Wind Tunnel Restoration
Team Name: Long Winded
Team Members: Jeremy Dubriske, Johnathan Emerson, Jackson Torrey
Advisor: Dr. William Long
The laboratory wind tunnel housed in Bogard Hall utilized outdated and dysfunctional sensory equipment in tandem with a limited control system. Our project directive was to address these issues. To do so, we reevaluated the mechanical systems in place, analyzing the load cell configurations that read drag and lift values from within the tunnel. We then re-machined the frame in order to balance out outside forces to zero out load cell readings to allow for more accurate data collection. To address the control system, we chose to replace the Windows application-based controller with a custom user interface using a web server running on a Raspberry Pi. This webserver was created using Flask, a Python web framework that utilizes HTML and CSS to create customizable and interactable web pages. Last, we upgraded circuitry components such as load cell amplifiers in order to improve data signals and implemented new instrumentation such as temperature sensors to gather additional experimental data.

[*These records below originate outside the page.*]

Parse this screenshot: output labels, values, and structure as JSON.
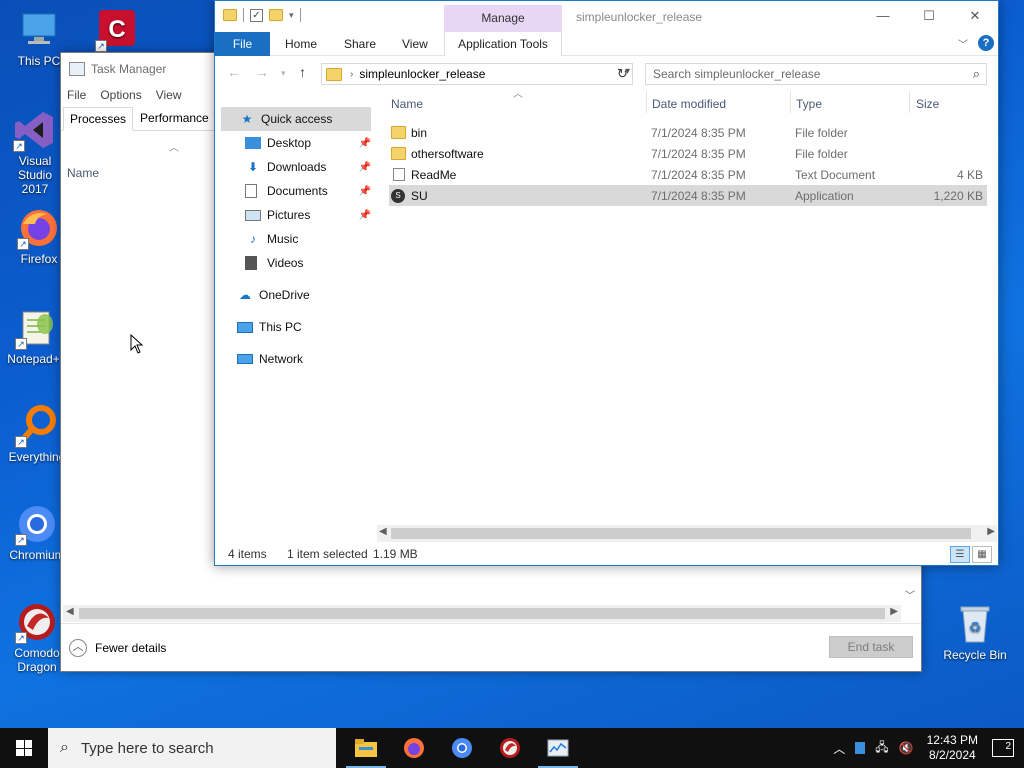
{
  "desktop": {
    "icons": [
      {
        "label": "This PC"
      },
      {
        "label": "Visual Studio 2017"
      },
      {
        "label": "Firefox"
      },
      {
        "label": "Notepad++"
      },
      {
        "label": "Everything"
      },
      {
        "label": "Chromium"
      },
      {
        "label": "Comodo Dragon"
      },
      {
        "label": "Recycle Bin"
      }
    ]
  },
  "task_manager": {
    "title": "Task Manager",
    "menu": [
      "File",
      "Options",
      "View"
    ],
    "tabs": [
      "Processes",
      "Performance"
    ],
    "column_name": "Name",
    "fewer_details": "Fewer details",
    "end_task": "End task"
  },
  "explorer": {
    "title": "simpleunlocker_release",
    "manage_tab": "Manage",
    "ribbon_tabs": {
      "file": "File",
      "home": "Home",
      "share": "Share",
      "view": "View",
      "app_tools": "Application Tools"
    },
    "address": "simpleunlocker_release",
    "search_placeholder": "Search simpleunlocker_release",
    "nav": {
      "quick_access": "Quick access",
      "desktop": "Desktop",
      "downloads": "Downloads",
      "documents": "Documents",
      "pictures": "Pictures",
      "music": "Music",
      "videos": "Videos",
      "onedrive": "OneDrive",
      "this_pc": "This PC",
      "network": "Network"
    },
    "columns": {
      "name": "Name",
      "date": "Date modified",
      "type": "Type",
      "size": "Size"
    },
    "files": [
      {
        "name": "bin",
        "date": "7/1/2024 8:35 PM",
        "type": "File folder",
        "size": ""
      },
      {
        "name": "othersoftware",
        "date": "7/1/2024 8:35 PM",
        "type": "File folder",
        "size": ""
      },
      {
        "name": "ReadMe",
        "date": "7/1/2024 8:35 PM",
        "type": "Text Document",
        "size": "4 KB"
      },
      {
        "name": "SU",
        "date": "7/1/2024 8:35 PM",
        "type": "Application",
        "size": "1,220 KB"
      }
    ],
    "status": {
      "items": "4 items",
      "selected": "1 item selected",
      "size": "1.19 MB"
    }
  },
  "taskbar": {
    "search_placeholder": "Type here to search",
    "time": "12:43 PM",
    "date": "8/2/2024",
    "notifications": "2"
  }
}
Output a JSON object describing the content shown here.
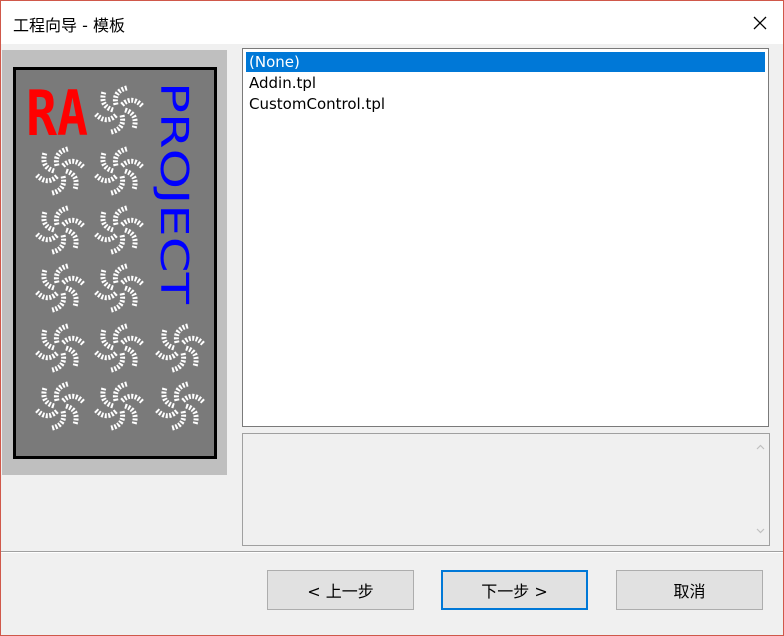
{
  "window": {
    "title": "工程向导 - 模板"
  },
  "banner": {
    "logo_text": "RA",
    "vertical_text": "PROJECT"
  },
  "templates": {
    "items": [
      "(None)",
      "Addin.tpl",
      "CustomControl.tpl"
    ],
    "selected_index": 0
  },
  "buttons": {
    "back_label": "< 上一步",
    "next_label": "下一步 >",
    "cancel_label": "取消"
  },
  "colors": {
    "selection": "#0078d7",
    "banner_text": "#0000ff",
    "logo": "#ff0000",
    "window_border": "#d0584a"
  },
  "icons": {
    "close": "close-icon",
    "scroll_up": "chevron-up-icon",
    "scroll_down": "chevron-down-icon"
  }
}
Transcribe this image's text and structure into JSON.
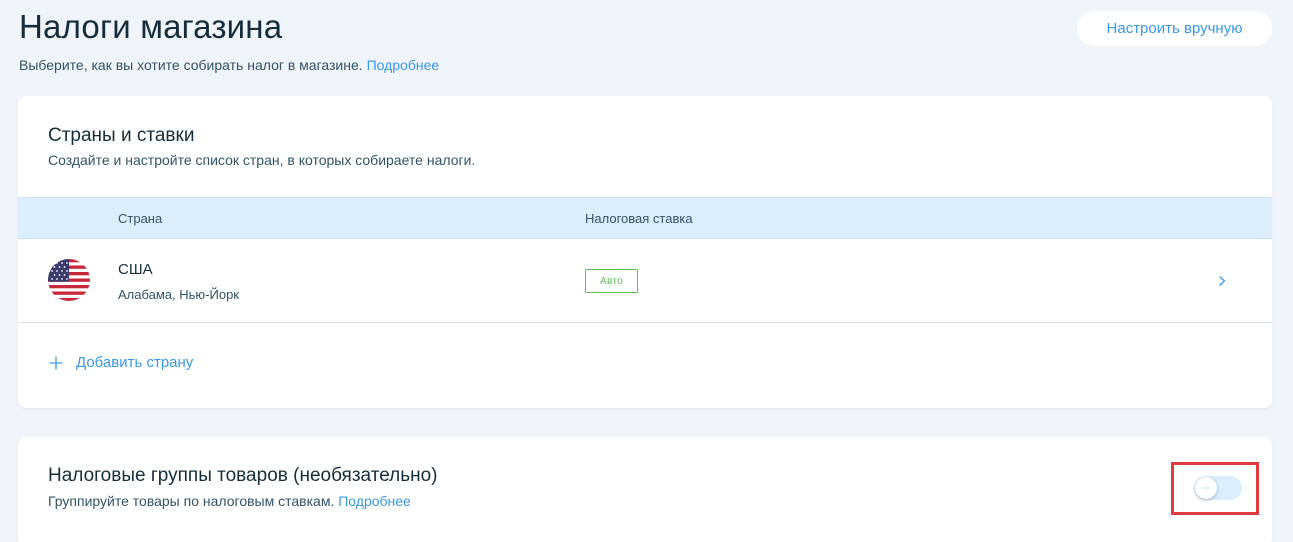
{
  "header": {
    "title": "Налоги магазина",
    "subtitle": "Выберите, как вы хотите собирать налог в магазине.",
    "learn_more": "Подробнее",
    "manual_button": "Настроить вручную"
  },
  "countries_card": {
    "title": "Страны и ставки",
    "description": "Создайте и настройте список стран, в которых собираете налоги.",
    "columns": [
      "Страна",
      "Налоговая ставка"
    ],
    "rows": [
      {
        "flag": "us-flag-icon",
        "country": "США",
        "regions": "Алабама, Нью-Йорк",
        "rate": "Авто"
      }
    ],
    "add_country": "Добавить страну"
  },
  "groups_card": {
    "title": "Налоговые группы товаров (необязательно)",
    "description": "Группируйте товары по налоговым ставкам.",
    "learn_more": "Подробнее",
    "toggle_on": false
  },
  "colors": {
    "accent": "#3899ec",
    "title": "#162d3d",
    "badge_green": "#60bc57",
    "table_header_bg": "#dbeefd",
    "highlight_red": "#e0393e",
    "page_bg": "#f0f3f8"
  }
}
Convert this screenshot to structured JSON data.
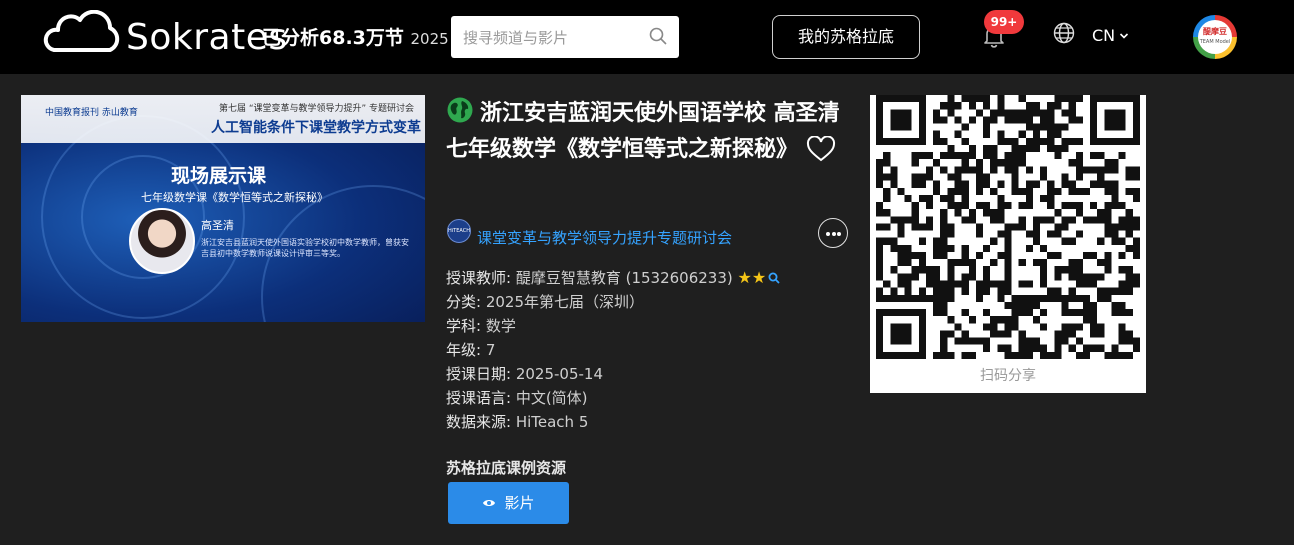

Semi-Automatic Acrylic Bender
Team Name: UnderDawgs
Team Members: Kenan Jackson, LaTwann Jenkins, Jose Portillo
Advisor: Mr. Ron Gill
Over the past year, we have seen an increase in safety measures being issued to provide a safe environment for people to continue their daily routines during COVID-19. At Louisiana Tech, a popular acrylic plastic material has been increasingly implemented for these measures and other uses, but the process used to heat then form the acrylic at the desired angle is an arduous task. We wanted to create a machine that will solve this issue by simplifying and speeding up this process. Introducing the Semi-Automatic Acrylic Bender: a machine used to heat and bend acrylic at an increased speed. A programmable logic controller (PLC) is used to control a stepper motor to make it rotate to the required angle input. The desired angle can be selected on the Human Machine Interface (HMI) touchscreen. A heating element is used to heat the acrylic until it is bendable, then manually clamped on a bending panel to begin the bending process, making the machine semi-automatic. This machine will be used in the COES prototype lab to prep acrylic for uses such as plastic barriers for classrooms, freshmen ENGR122 (Engineering Problem Solving 3) trophies, and other student projects.
Small Parts Dispensary
Team Members: Cole Carroll, Logan McDonough, Jacob Shoesmith
Advisor: Mr. Michael Theodos, PE
The Small Parts Dispensary is a vibratory feeding system designed to dispense a required number of individual hardware items such as nuts and bolts to be packaged for freshman engineering kits. Our design consists of multiple 3D printed spiraled bowls, each having its own stepper motor causing a rotational vibration to produce a speedy flow of each part. The parts are moved up and out of the bowl aligned in a single file line. When they reach the brim of the bowl, the part falls through where an infrared sensor is used to count the desired number of parts to be dispensed. The parts are driven to follow a gravity feed path and fall onto a collecting tray. Our design consists of four individual vibrating bowls. Two of the bowls distribute bolts, and two distribute the corresponding nuts. Our design has an interactive human-machine interface that allows the user to input the desired amount of hardware items to be dispensed.